The conference was designed to promote lifestyle as a viable means of treating disease and emphasised the importance of a whole food plant-based diet for long-term health, particularly in relation to gut microbiota and mental health.

“It’s great to hear that science is now affirming the health message that Adventists have held since 1863. There is a clear message that a whole food, plant-based diet is the best place to go,” says health director for the Greater Sydney Conference, Dr Paul Rankin.

The conference was held at the Grand Millennium in Auckland, New Zealand.

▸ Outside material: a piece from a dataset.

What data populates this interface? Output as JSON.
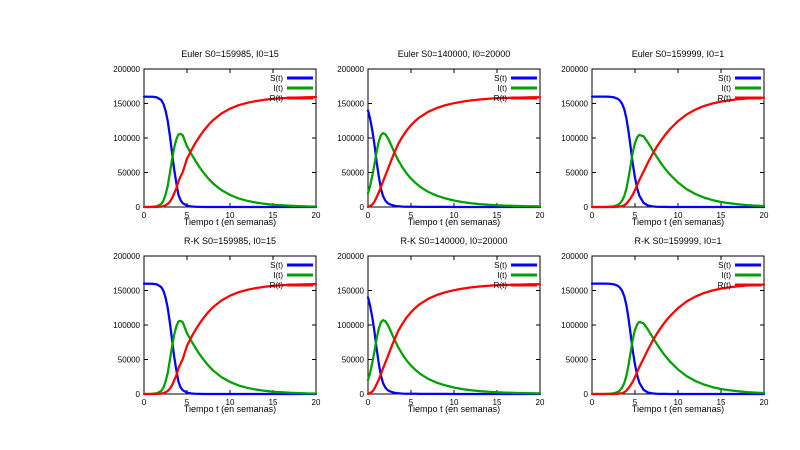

Dr Rankin, Dr Paul Wood, Dr Alipate Vakamocea and Mel Renfrew presented a two-hour pre-conference workshop on CHIP (Complete Health Improvement Program) as an effective community lifestyle initiative. Dr Darren Morton, from Avondale College of Higher Education, presented the closing keynote entitled “The Problem with Parachutes”.

At the closing ceremony of the conference, health director for Western Australia, Dr Cherelle Fitzclarence, Adventist physician, Dr Richard Gee, and Cedarvale Health Retreat director, Julie Higgins, were awarded fellowships in the ASLM.

“A huge congratulations! It’s fantastic to have so many Adventists as fellows of the Australian Society of Lifestyle Medicine,” says Dr Rankin, who received an inaugural fellowship alongside Dr Morton years ago.

Dr Cherelle Fitzclarence (left), Health director for the Western Australian Conference, and Julia Higgins (right), Cedarvale Health Retreat director, were awarded fellowships.

Presentations at the conference by Dr Joanne McMillan, Professor Felice Jacka and other medical professionals strongly emphasised the link between a person’s gut microbiota and mental health, particularly depression.